(1972/20th Century-Fox) DVD / VHS
Rave Reviews
“The script is the only cataclysm in this water-logged Grand Hotel.”
—The New Yorker
“Works best as a Bad Movie to Laugh At!”
—Andrew Hicks, Internet Movie Critic-at-Large
“The disaster movie touchstone, a laughathon that… deliver[s] the ‘so-bad-it’s-good’ goods.”
—Edward Margulies and Stephen Rebello, Bad Movies We Love
Plot, What Plot? Okay, okay! We know—everybody loves The Poseidon Adventure. But if you think about it, you love it for all the wrong reasons: hokey situations, hammy acting, and ham-fisted direction. A huge box-office behemoth, it is often mistakenly cited as the film that started the whole all-star disaster film cycle. But the title that Poseidon does deserve is Most Successful Trash Film of All Time.
For the three of you reading this book who don’t already know Poseidon’s plot, it involves a mammoth tidal wave capsizing an ocean liner at straight-up midnight on New Year’s Eve, and ten survivors’ efforts to find their way to daylight in what ads proclaimed, “Hell, upside down.”

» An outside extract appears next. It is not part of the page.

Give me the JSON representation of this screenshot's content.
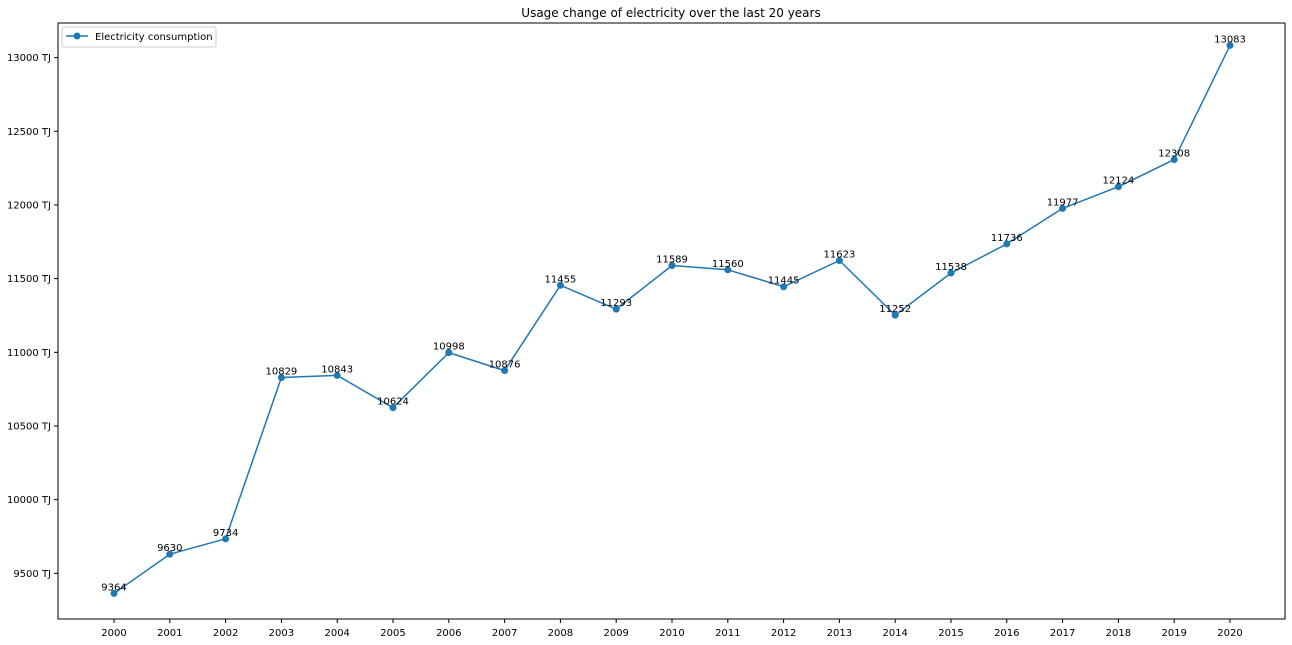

Leading the plucky group of diehards slogging through hell and heading “up to the bottom” is Gene Hackman, giving what Movieline magazine called “a perfect impersonation of man-of-action blowhard Charlton Heston.” Hackman, who won his Best Actor Oscar for The French Connection while Poseidon was filming, plays an irreverent reverend who spends most of the movie yelling—at the situation, at his cohorts, and in one way-over-the-top scene, at God himself. Among Hackman’s motley group of walking, talking stickboard characters are fellow Oscar winners Red Buttons as the Lonely Old Man, Ernest Borgnine as the Gruff Cop Who Resents Being Ordered Around, Jack Albertson as the Loving Husband Who Loses His Wife, and, most memorably, Shelley Winters as the Unlikely Heroine Who Dies to Save the Others. Others along for this wild and wooly ride include Stella Stevens as the Prostitute with a Heart of Gold, Roddy McDowall as the Timid Survivor Who Finds Love, Carol Lynley as the Timid Survivor’s Love Interest, and Leslie Nielsen as the Ship’s Captain, giving a performance indistinguishable from his self-parodies in the Airplane! and Naked Gun movies.
The technical aspects of this film—its pacing, costumes, art direction, and special effects—are admittedly all top-notch. But they service a script that features about a cliché a minute. Just try keeping count of how many times characters say “We’re all gonna die!” And we dare you to come up with even one line of “character exposition” that you haven’t heard in at least a dozen other earlier movies.
Don’t get us wrong, though: We love Poseidon too. It’s just that we’re aware the whole time that this is an Irwin Allen production and, as such, should not be taken too seriously. So throw in the DVD, sit back, capsize a bowl of popcorn in your lap, and enjoy this most entertaining—and tacky—of all the all-star disaster movies. Using the upside-down/inside-out logic that pervades Poseidon, it truly is a great film.
Dippy Dialogue
Lookout to captain: “Off the port bow—I don’t know, I never saw anything like it. An enormous wall of water coming towards us!”
Captain Harrison (Leslie Nielsen): “Oh … my… God! Hard left!” (Klaxons sound.)
Chapter 10 (“Oh, My God!”): In which the enormous wall of water hits, and the Poseidon is capsized during a New Year’s Eve party.
NOTE: Best Stunt—29:39: A man in a tuxedo plummets into a huge skylight and gets electrocuted.